REPUBLIKA.CO.ID, LEBAK -- Guru Madrasah Diniyah Awaliyah (MDA) di Kabupaten Lebak, Banten hanya menerima gaji atau pendapatan sekitar Rp 150 ribu sampai Rp 200 ribu per bulan.
"Pendapatan sebesar itu tentu tidak cukup untuk membeli beras seberat 25 kilogram dengan harga Rp 10 ribu per Kg," kata Kepala MDA Muhajirin Jalan Siliwangi Rangkasbitung, Sopandi di Lebak, Jumat (7/2).
Gaji pendapatan guru MDA itu jelas-jelas tidak mencukupi untuk kebutuhan selama satu bulan, terlebih yang sudah berkeluarga. Saat ini, pendidikan guru yang mengajar di MDA Muhajirin sebanyak sembilan orang, terdiri dari lulusan sarjana Islam, SMA, dan pesantren.
Selama ini, dirinya berprofesi sebagai guru MDA selama puluhan tahun, namun ekonomi keluarga hanya bisa bertahan hidup. Bahkan, ia mengaku setelah pulang dari madrasah, ia menyambi menjadi guru mengaji dari rumah ke rumah. Sebab, gaji yang diterima bulanan tidak menentu antara Rp 150 ribu hingga Rp 200 ribu.
Pendapatan gaji guru madrasah itu tergantung pembayaran orang tua siswa dari iuran sumbangan partisipasi pendidikan (SPP). Para siswa dikenakan pembayaran SPP Rp 20 ribu per bulan dengan jumlah 234 siswa.
"Rata-rata pendapatan gaji dari orang tua siswa Rp 200 ribu/bulan dan ditambah insentif dari pemerintah daerah Rp 600 ribu per tahun," katanya.

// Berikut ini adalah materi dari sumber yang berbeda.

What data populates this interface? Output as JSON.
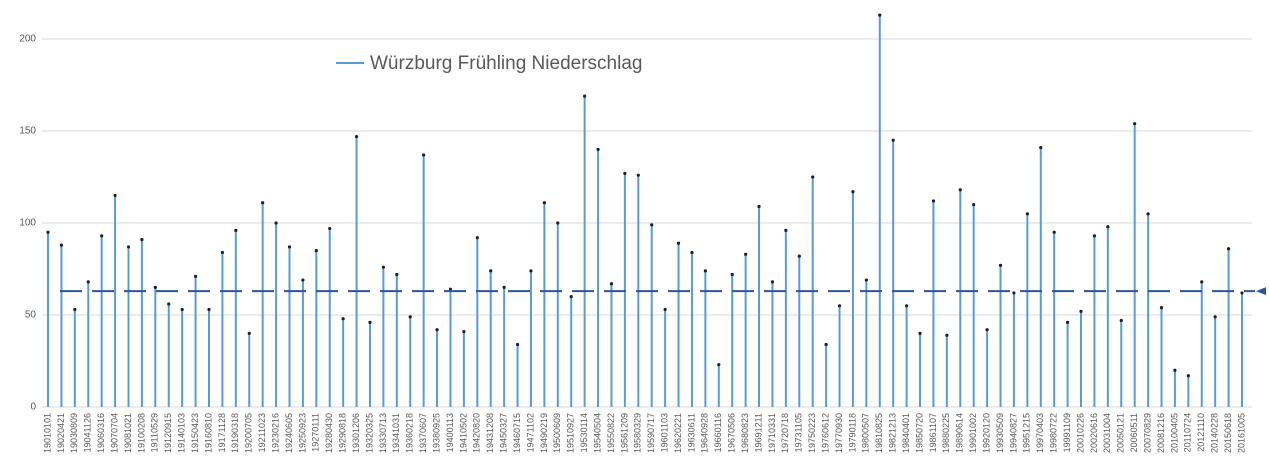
{
  "chart_data": {
    "type": "bar",
    "categories": [
      "19010101",
      "19020421",
      "19030809",
      "19041126",
      "19060316",
      "19070704",
      "19081021",
      "19100208",
      "19110529",
      "19120915",
      "19140103",
      "19150423",
      "19160810",
      "19171128",
      "19190318",
      "19200705",
      "19211023",
      "19230216",
      "19240605",
      "19250923",
      "19270111",
      "19280430",
      "19290818",
      "19301206",
      "19320325",
      "19330713",
      "19341031",
      "19360218",
      "19370607",
      "19380925",
      "19400113",
      "19410502",
      "19420820",
      "19431208",
      "19450327",
      "19460715",
      "19471102",
      "19490219",
      "19500609",
      "19510927",
      "19530114",
      "19540504",
      "19550822",
      "19561209",
      "19580329",
      "19590717",
      "19601103",
      "19620221",
      "19630611",
      "19640928",
      "19660116",
      "19670506",
      "19680823",
      "19691211",
      "19710331",
      "19720718",
      "19731105",
      "19750223",
      "19760612",
      "19770930",
      "19790118",
      "19800507",
      "19810825",
      "19821213",
      "19840401",
      "19850720",
      "19861107",
      "19880225",
      "19890614",
      "19901002",
      "19920120",
      "19930509",
      "19940827",
      "19951215",
      "19970403",
      "19980722",
      "19991109",
      "20010226",
      "20020616",
      "20031004",
      "20050121",
      "20060511",
      "20070829",
      "20081216",
      "20100405",
      "20110724",
      "20121110",
      "20140228",
      "20150618",
      "20161005"
    ],
    "series": [
      {
        "name": "Würzburg Frühling Niederschlag",
        "color": "#5b9bd5",
        "values": [
          95,
          88,
          53,
          68,
          93,
          115,
          87,
          91,
          65,
          56,
          53,
          71,
          53,
          84,
          96,
          40,
          111,
          100,
          87,
          69,
          85,
          97,
          48,
          147,
          46,
          76,
          72,
          49,
          137,
          42,
          64,
          41,
          92,
          74,
          65,
          34,
          74,
          111,
          100,
          60,
          169,
          140,
          67,
          127,
          126,
          99,
          53,
          89,
          84,
          74,
          23,
          72,
          83,
          109,
          68,
          96,
          82,
          125,
          34,
          55,
          117,
          69,
          213,
          145,
          55,
          40,
          112,
          39,
          118,
          110,
          42,
          77,
          62,
          105,
          141,
          95,
          46,
          52,
          93,
          98,
          47,
          154,
          105,
          54,
          20,
          17,
          68,
          49,
          86,
          62
        ]
      }
    ],
    "reference_line": 63,
    "ylim": [
      0,
      216
    ],
    "yticks": [
      0,
      50,
      100,
      150,
      200
    ],
    "grid": true
  }
}
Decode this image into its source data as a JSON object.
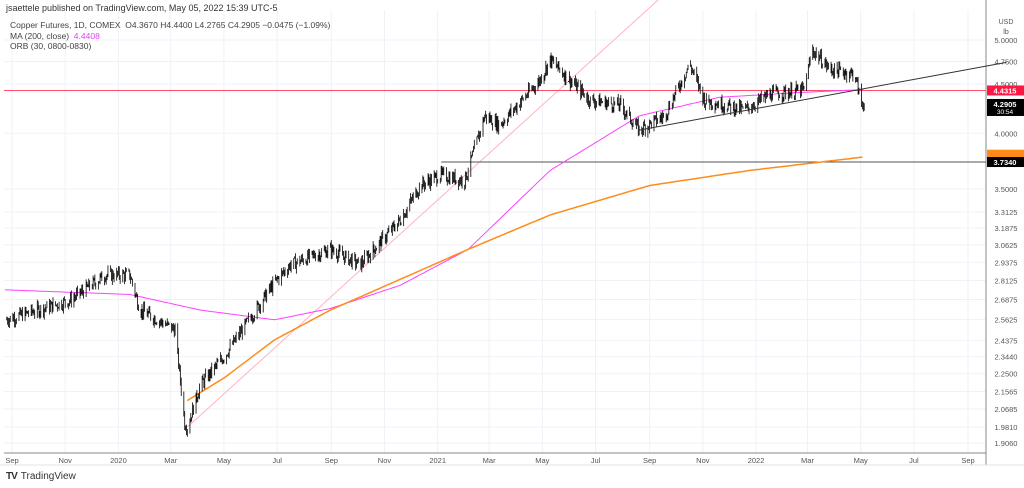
{
  "header": {
    "published": "jsaettele published on TradingView.com, May 05, 2022 15:39 UTC-5"
  },
  "legend": {
    "symbol": "Copper Futures, 1D, COMEX",
    "ohlc": "O4.3670  H4.4400  L4.2765  C4.2905  −0.0475 (−1.09%)",
    "ma_label": "MA (200, close)",
    "ma_value": "4.4408",
    "orb_label": "ORB (30, 0800-0830)"
  },
  "footer": {
    "brand": "TradingView",
    "logo": "TV"
  },
  "chart_data": {
    "type": "ohlc",
    "scale": "log",
    "ylim": [
      1.88,
      5.1
    ],
    "xlim": [
      "2019-08-20",
      "2022-10-15"
    ],
    "grid": true,
    "currency": "USD",
    "unit": "lb",
    "y_ticks": [
      "5.0000",
      "4.7500",
      "4.5000",
      "4.0000",
      "3.5000",
      "3.3125",
      "3.1875",
      "3.0625",
      "2.9375",
      "2.8125",
      "2.6875",
      "2.5625",
      "2.4375",
      "2.3440",
      "2.2500",
      "2.1565",
      "2.0685",
      "1.9810",
      "1.9060"
    ],
    "x_ticks": [
      {
        "label": "Sep",
        "date": "2019-09-01"
      },
      {
        "label": "Nov",
        "date": "2019-11-01"
      },
      {
        "label": "2020",
        "date": "2020-01-01"
      },
      {
        "label": "Mar",
        "date": "2020-03-01"
      },
      {
        "label": "May",
        "date": "2020-05-01"
      },
      {
        "label": "Jul",
        "date": "2020-07-01"
      },
      {
        "label": "Sep",
        "date": "2020-09-01"
      },
      {
        "label": "Nov",
        "date": "2020-11-01"
      },
      {
        "label": "2021",
        "date": "2021-01-01"
      },
      {
        "label": "Mar",
        "date": "2021-03-01"
      },
      {
        "label": "May",
        "date": "2021-05-01"
      },
      {
        "label": "Jul",
        "date": "2021-07-01"
      },
      {
        "label": "Sep",
        "date": "2021-09-01"
      },
      {
        "label": "Nov",
        "date": "2021-11-01"
      },
      {
        "label": "2022",
        "date": "2022-01-01"
      },
      {
        "label": "Mar",
        "date": "2022-03-01"
      },
      {
        "label": "May",
        "date": "2022-05-01"
      },
      {
        "label": "Jul",
        "date": "2022-07-01"
      },
      {
        "label": "Sep",
        "date": "2022-09-01"
      }
    ],
    "price_path": [
      [
        "2019-08-24",
        2.56
      ],
      [
        "2019-11-06",
        2.68
      ],
      [
        "2019-12-17",
        2.85
      ],
      [
        "2020-01-14",
        2.85
      ],
      [
        "2020-01-26",
        2.62
      ],
      [
        "2020-03-06",
        2.5
      ],
      [
        "2020-03-17",
        2.0
      ],
      [
        "2020-03-20",
        1.98
      ],
      [
        "2020-04-04",
        2.19
      ],
      [
        "2020-05-02",
        2.35
      ],
      [
        "2020-06-28",
        2.8
      ],
      [
        "2020-07-16",
        2.92
      ],
      [
        "2020-08-31",
        3.03
      ],
      [
        "2020-10-04",
        2.92
      ],
      [
        "2020-11-19",
        3.25
      ],
      [
        "2020-12-12",
        3.53
      ],
      [
        "2021-01-04",
        3.62
      ],
      [
        "2021-02-01",
        3.57
      ],
      [
        "2021-02-19",
        4.03
      ],
      [
        "2021-02-24",
        4.17
      ],
      [
        "2021-03-13",
        4.08
      ],
      [
        "2021-04-28",
        4.54
      ],
      [
        "2021-05-10",
        4.77
      ],
      [
        "2021-06-07",
        4.49
      ],
      [
        "2021-06-25",
        4.33
      ],
      [
        "2021-07-29",
        4.28
      ],
      [
        "2021-08-20",
        4.03
      ],
      [
        "2021-09-18",
        4.17
      ],
      [
        "2021-10-17",
        4.72
      ],
      [
        "2021-11-03",
        4.33
      ],
      [
        "2021-12-19",
        4.23
      ],
      [
        "2022-01-17",
        4.39
      ],
      [
        "2022-02-26",
        4.44
      ],
      [
        "2022-03-06",
        4.89
      ],
      [
        "2022-03-27",
        4.66
      ],
      [
        "2022-04-24",
        4.61
      ],
      [
        "2022-05-02",
        4.29
      ],
      [
        "2022-05-05",
        4.2905
      ]
    ],
    "ma200": [
      [
        "2019-08-24",
        2.75
      ],
      [
        "2020-01-14",
        2.72
      ],
      [
        "2020-04-04",
        2.62
      ],
      [
        "2020-06-28",
        2.56
      ],
      [
        "2020-08-31",
        2.63
      ],
      [
        "2020-11-19",
        2.78
      ],
      [
        "2021-02-05",
        3.03
      ],
      [
        "2021-05-10",
        3.66
      ],
      [
        "2021-08-20",
        4.17
      ],
      [
        "2021-11-20",
        4.36
      ],
      [
        "2022-02-20",
        4.41
      ],
      [
        "2022-05-05",
        4.4408
      ]
    ],
    "ma_orange": [
      [
        "2020-03-20",
        2.11
      ],
      [
        "2020-05-02",
        2.23
      ],
      [
        "2020-06-28",
        2.44
      ],
      [
        "2020-08-31",
        2.62
      ],
      [
        "2020-11-19",
        2.82
      ],
      [
        "2021-02-05",
        3.03
      ],
      [
        "2021-05-10",
        3.29
      ],
      [
        "2021-09-01",
        3.53
      ],
      [
        "2021-12-25",
        3.66
      ],
      [
        "2022-05-05",
        3.78
      ]
    ],
    "drawings": {
      "horizontal_red": 4.4315,
      "horizontal_black": {
        "value": 3.734,
        "from": "2021-01-05"
      },
      "trendline": [
        [
          "2021-08-20",
          4.03
        ],
        [
          "2022-10-15",
          4.74
        ]
      ],
      "pink_diagonal": [
        [
          "2020-03-20",
          1.98
        ],
        [
          "2021-09-20",
          5.6
        ]
      ]
    },
    "price_labels": [
      {
        "text": "4.4315",
        "color": "#ff1744"
      },
      {
        "text": "4.2905",
        "sub": "30:54",
        "color": "#000000"
      },
      {
        "text": "3.7340",
        "color": "#000000"
      }
    ],
    "colors": {
      "bars": "#000000",
      "ma200": "#ff40ff",
      "ma_orange": "#ff8c1a",
      "red_line": "#ff4d6a",
      "pink_line": "#ffb3c6",
      "grid": "#eef2f7"
    }
  }
}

Menurut dia, pendapatan gaji yang diterima tidak sebanding dengan upaya mencetak generasi yang islami dan sumber daya manusia (SDM) unggul dan berkarakter. Pembentukan karakter dan akhlak Islami itu diterapkan dalam pendidikan agama Islam mulai sejak dini itu.
Kurikulum pendidikan MDA itu antara lain Quran, Murotal Quran, Tajwid, Fiqh, Hadis, Praktik Ibadah, Akhlak, Sorop, Sejarah Islam juga muatan lokal bidang seni qasidah. "Kami berharap Kementerian Agama, pemerintah daerah maupun pemerintah provinsi dapat memperhatikan gaji guru MDA itu," katanya.
Begitu juga Khadijah, seorang guru MDA Al Kamal di Kampung Sentral Kelurahan Rangkasbitung Barat, Kabupaten Lebak mengatakan saat ini dirinya terkadang menerima gaji dari orang tua siswa sebesar Rp 150 ribu. Namun, terkadang juga macet tidak menerima gaji/bulanan karena siswanya belum melunasi iuran SPP.
"Kami sudah biasa jika tidak menerima gaji, namun merasa terpanggil ingin memajukan anak-anak bangsa ke depan agar memiliki SDM unggul dan berkarakter," katanya.
Khadijah berharap pemerintah dapat memprogram kembali bantuan operasional pendidikan (BOP) untuk pendidikan madrasah diniyah. "Kami ikhlas menerima gaji seadanya dan hanya ada keinginan kuat agar anak-anak sebagai generasi bangsa memiliki SDM unggul dan berkarakter," ujar Khadijah yang merupakan lulusan Program Pendidikan Kejar Paket C.